(1) A nonprofit corporation may:
(a) make distributions or distribute the nonprofit corporation's assets to a:
(i) member that is a domestic or foreign nonprofit corporation;
(ii) member of a mutual benefit corporation, not inconsistent with its bylaws;
(iii) shareholder of a water company in a manner consistent with its articles of incorporation, bylaws, and the provisions of this chapter; or
(iv) governmental entity;
(b) pay compensation in a reasonable amount to its members, directors, or officers for services rendered;
(c) if a cooperative nonprofit corporation, make distributions consistent with its purposes; and
(d) confer benefits upon its members in conformity with its purposes.
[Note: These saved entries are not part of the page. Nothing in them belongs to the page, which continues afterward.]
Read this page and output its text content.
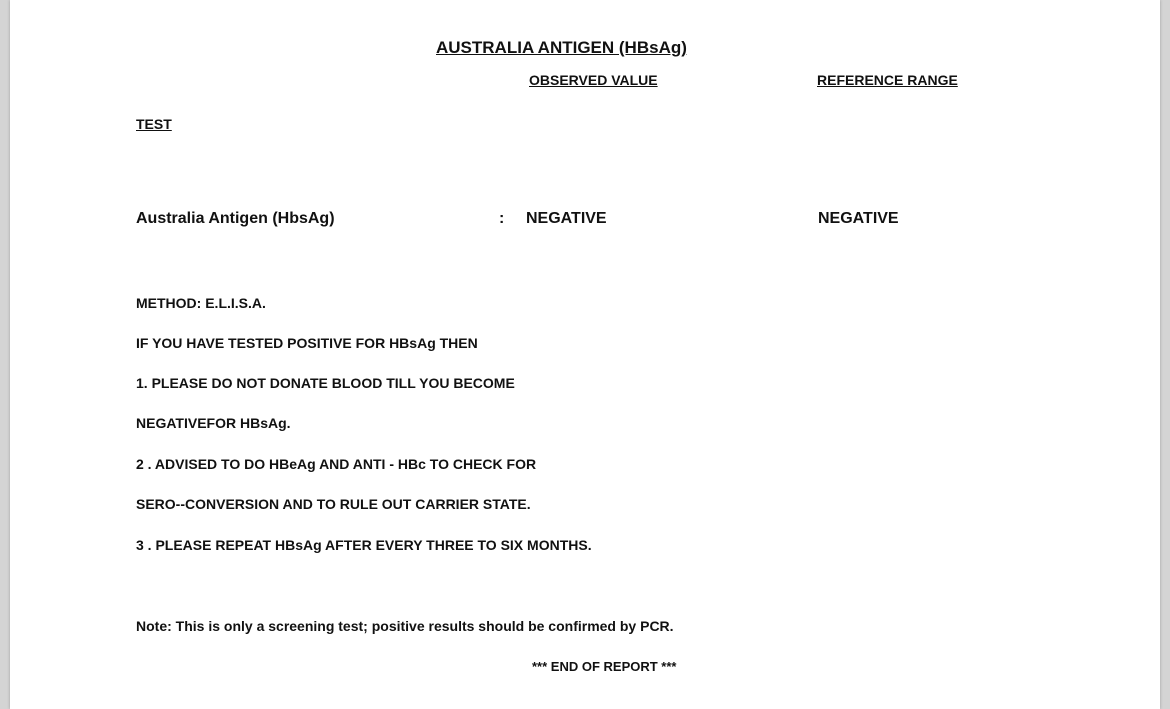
AUSTRALIA ANTIGEN (HBsAg)
OBSERVED VALUE	REFERENCE RANGE
TEST
Australia Antigen (HbsAg)	: NEGATIVE	NEGATIVE
METHOD: E.L.I.S.A.
IF YOU HAVE TESTED POSITIVE FOR HBsAg THEN
1. PLEASE DO NOT DONATE BLOOD TILL YOU BECOME
NEGATIVEFOR HBsAg.
2 . ADVISED TO DO HBeAg AND ANTI - HBc TO CHECK FOR
SERO--CONVERSION AND TO RULE OUT CARRIER STATE.
3 . PLEASE REPEAT HBsAg AFTER EVERY THREE TO SIX MONTHS.
Note: This is only a screening test; positive results should be confirmed by PCR.
*** END OF REPORT ***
(2) A nonprofit corporation may make distributions upon dissolution as follows:
(a) to a member that is a domestic or foreign nonprofit corporation;
(b) to its members if it is a mutual benefit corporation;
(c) to a shareholder of a water company in proportion to the shareholder's interest in the water company, consistent with the water company's articles of incorporation and bylaws;
(d) to another nonprofit corporation, including a nonprofit corporation organized to receive the assets of and function in place of the dissolved nonprofit corporation; and
(e) otherwise in conformity with Part 14, Dissolution.
(3) Authorized distributions by a dissolved nonprofit corporation may be made by authorized officers or directors, including those elected, hired, or otherwise selected after dissolution if the election, hiring, or other selection after dissolution is not inconsistent with the articles of incorporation and bylaws existing at the time of dissolution.
Amended 2009, ch. 386; 2015, ch. 240, eff. May 12, 2015; 2017, ch. 358, eff. May 9, 2017.